Alice Parsons Millard was born in Jefferson City, Missouri on May 4, 1873. When she was a young girl, her family moved to Chicago. In 1896, she and her sister, Emily, were sent to Europe to be educated; Alice was sent to London to study art. She and bookseller George Millard met in a bookshop in Chicago shortly after Alice returned to the United States. A friendship and partnership began, and in 1901, she accompanied George on his book buying trip to Europe. While in Europe, the two were married. The couple had one child, Roxana, who had disabilities and lived her entire life in an institution. The Millards moved to California in 1914 and opened up a bookstore called "George M. Millard Rare & Fine Imported Books." Their friend Frank Lloyd Wright built them a home in Pasadena known as "La Miniatura;" it was finished in 1923. George died in 1918 and Alice ran the rare book business by herself. She also started buying and selling antiques. In 1926, Frank Lloyd Wright's son, Lloyd, built an addition to their house that became Alice's "Little Museum of the Book" where she would often have exhibits of her books and antiques. Alice, a Christian Scientist, was active in the book trade up to her death of cancer in July 1938. Much of the Millards' collection of books was given to the Huntington Library.
Scope and Content
The collection contains 208 semi-cataloged items housed in two boxes (with one oversize volume). The majority of the collection deals with Alice Parsons Millard's estate and assets at the time of her death.

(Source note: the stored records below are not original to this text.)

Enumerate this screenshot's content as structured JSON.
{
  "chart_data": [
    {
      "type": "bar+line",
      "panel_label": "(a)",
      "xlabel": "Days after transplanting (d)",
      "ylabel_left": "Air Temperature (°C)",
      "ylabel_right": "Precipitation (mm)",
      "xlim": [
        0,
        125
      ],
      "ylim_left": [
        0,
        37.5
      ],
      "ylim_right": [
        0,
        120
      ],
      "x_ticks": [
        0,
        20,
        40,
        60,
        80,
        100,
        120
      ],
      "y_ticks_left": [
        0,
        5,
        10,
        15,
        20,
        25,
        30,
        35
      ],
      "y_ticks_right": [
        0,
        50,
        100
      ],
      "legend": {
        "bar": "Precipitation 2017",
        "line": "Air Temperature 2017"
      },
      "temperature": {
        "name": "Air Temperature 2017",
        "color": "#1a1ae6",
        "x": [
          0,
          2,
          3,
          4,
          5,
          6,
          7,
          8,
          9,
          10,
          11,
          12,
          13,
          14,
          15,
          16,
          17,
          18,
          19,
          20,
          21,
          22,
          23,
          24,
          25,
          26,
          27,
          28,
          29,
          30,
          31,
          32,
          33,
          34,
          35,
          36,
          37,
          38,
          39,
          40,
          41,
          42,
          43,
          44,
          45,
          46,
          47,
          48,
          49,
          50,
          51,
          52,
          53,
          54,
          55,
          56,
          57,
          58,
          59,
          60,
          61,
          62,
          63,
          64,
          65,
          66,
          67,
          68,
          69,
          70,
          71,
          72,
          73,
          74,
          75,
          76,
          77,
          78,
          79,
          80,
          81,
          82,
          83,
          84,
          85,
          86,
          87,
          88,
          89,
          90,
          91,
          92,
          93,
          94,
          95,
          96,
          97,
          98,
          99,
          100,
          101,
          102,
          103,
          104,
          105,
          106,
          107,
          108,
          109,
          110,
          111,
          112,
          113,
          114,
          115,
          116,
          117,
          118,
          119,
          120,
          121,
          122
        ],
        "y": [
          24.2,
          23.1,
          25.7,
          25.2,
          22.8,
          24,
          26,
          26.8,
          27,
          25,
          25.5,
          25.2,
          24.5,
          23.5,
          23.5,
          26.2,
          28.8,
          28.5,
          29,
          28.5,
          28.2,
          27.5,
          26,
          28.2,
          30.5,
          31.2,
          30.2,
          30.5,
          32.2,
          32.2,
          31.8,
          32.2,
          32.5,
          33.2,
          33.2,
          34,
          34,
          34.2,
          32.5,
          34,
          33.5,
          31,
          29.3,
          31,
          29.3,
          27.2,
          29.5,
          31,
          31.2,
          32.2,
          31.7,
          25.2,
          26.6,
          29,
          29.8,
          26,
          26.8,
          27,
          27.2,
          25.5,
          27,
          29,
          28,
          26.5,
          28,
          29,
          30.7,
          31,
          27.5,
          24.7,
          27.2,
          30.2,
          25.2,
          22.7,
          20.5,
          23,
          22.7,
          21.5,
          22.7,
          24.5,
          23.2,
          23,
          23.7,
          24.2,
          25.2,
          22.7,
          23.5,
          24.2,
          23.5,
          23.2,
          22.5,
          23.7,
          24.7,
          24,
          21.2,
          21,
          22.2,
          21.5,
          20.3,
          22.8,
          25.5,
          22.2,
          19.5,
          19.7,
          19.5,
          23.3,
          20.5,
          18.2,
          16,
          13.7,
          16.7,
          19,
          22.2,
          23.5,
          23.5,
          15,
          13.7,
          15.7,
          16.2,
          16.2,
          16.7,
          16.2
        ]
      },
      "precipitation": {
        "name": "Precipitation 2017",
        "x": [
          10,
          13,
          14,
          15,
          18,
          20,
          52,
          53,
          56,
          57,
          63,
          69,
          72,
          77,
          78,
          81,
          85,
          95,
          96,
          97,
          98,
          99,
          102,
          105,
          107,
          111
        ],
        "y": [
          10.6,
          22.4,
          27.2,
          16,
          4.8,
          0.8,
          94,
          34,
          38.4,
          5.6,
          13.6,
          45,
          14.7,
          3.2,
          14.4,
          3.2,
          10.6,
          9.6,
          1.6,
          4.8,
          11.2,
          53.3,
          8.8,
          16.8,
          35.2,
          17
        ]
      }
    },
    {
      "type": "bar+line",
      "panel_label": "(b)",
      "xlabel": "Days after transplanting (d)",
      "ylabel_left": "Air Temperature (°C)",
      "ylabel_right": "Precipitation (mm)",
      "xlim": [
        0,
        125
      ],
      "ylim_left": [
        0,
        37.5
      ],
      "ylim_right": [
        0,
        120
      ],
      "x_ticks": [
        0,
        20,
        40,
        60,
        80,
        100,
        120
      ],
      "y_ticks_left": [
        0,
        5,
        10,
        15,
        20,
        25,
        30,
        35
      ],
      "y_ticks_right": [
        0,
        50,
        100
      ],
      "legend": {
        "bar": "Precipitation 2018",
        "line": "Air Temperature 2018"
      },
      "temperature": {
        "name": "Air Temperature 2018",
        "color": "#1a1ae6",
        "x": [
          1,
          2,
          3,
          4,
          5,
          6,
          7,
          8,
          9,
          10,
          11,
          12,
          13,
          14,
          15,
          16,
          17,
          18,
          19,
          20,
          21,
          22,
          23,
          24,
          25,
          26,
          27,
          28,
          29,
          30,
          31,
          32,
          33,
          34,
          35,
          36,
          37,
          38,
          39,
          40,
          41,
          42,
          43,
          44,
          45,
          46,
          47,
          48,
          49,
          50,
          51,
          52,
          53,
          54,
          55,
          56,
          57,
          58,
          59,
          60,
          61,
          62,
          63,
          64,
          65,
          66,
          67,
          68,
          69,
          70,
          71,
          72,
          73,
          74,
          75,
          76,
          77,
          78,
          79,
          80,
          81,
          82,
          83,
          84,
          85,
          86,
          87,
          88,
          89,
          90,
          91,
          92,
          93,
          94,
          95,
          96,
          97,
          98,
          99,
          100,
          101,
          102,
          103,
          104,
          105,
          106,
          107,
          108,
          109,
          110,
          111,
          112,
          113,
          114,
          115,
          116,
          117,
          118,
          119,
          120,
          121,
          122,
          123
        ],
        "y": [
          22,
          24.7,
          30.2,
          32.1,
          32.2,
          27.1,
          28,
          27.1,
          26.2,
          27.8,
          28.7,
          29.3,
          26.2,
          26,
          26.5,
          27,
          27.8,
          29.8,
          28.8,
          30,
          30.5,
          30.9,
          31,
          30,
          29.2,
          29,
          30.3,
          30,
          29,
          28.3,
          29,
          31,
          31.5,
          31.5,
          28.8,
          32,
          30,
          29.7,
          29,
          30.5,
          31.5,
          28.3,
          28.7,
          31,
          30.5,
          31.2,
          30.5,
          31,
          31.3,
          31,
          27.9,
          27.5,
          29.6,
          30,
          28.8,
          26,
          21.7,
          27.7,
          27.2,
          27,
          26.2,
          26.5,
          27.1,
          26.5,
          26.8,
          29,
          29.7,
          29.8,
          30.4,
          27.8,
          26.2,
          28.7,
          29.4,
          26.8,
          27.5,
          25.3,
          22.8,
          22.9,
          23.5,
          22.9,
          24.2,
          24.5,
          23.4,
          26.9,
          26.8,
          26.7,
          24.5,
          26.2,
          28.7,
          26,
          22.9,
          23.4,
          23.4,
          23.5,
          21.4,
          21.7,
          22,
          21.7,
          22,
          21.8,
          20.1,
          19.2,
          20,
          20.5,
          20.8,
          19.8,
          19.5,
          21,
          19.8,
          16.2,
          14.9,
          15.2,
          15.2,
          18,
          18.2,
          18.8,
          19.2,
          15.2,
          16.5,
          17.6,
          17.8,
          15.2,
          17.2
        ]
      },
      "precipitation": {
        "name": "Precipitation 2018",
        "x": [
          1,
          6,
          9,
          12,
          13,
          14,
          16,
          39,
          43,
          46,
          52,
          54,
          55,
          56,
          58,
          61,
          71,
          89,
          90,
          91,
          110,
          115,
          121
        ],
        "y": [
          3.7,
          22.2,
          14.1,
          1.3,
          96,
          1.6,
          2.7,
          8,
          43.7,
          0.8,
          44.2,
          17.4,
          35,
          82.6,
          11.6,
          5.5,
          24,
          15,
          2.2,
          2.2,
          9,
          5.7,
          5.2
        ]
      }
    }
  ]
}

There are documents and five volumes of inventories of the house and "museum" as well as 52 inventory note cards. These inventories list items (including furniture, books, etc.) owned by the Millards and often include the price they paid for it and/or the price for which they sold it. There is also a twelve-page, typed memoir of Alice Parsons Millard by Lucille V. Miller (1984). The correspondence includes 31 pieces, sixteen of which were written by Alice Parsons Millard. Many of the letters and postcards were written while Alice was abroad. One of her letters is to her client, collector Estelle Doheny. A number of her letters were to the Vanderhoef family, particularly Francis Bailey Vanderhoef, Jr. and his mother, Cornelia Young Vanderhoef. Ten letters by Alice Parsons Millard's secretary, Gertrude E. Treat, revolve around Alice's failing health, death, and the distribution of her estate. The photographs consist of 57 black and white photographs (and two negatives) of the following: the Millard's Highland Park house, the exterior and interior of "La Miniatura" the house's exhibits, the South Pasadena House, and three gates Alice contemplated purchasing while in London. There are also several personal photographs of Alice Parsons Millard, George Millard and various family members. There are five pieces of ephemera including Alice Parsons Millard's passport (1926) and copies of three of her obituaries (1938). The oversize guest book begins in 1924 and has 31 pages of visitors' inscriptions. Several notable people are in this volume including: Albert and Elsa Einstein (they visited in 1932 and 1933), Charlotte Perkins Gilman, and Frank Lloyd Wright. The Addenda is several folders of material (43 items) with similar material and topics as the main collection. The addenda begins at Box 2, folder 8. The second addenda (39 items) is primarily correspondence and begins at Box 2, folder 18.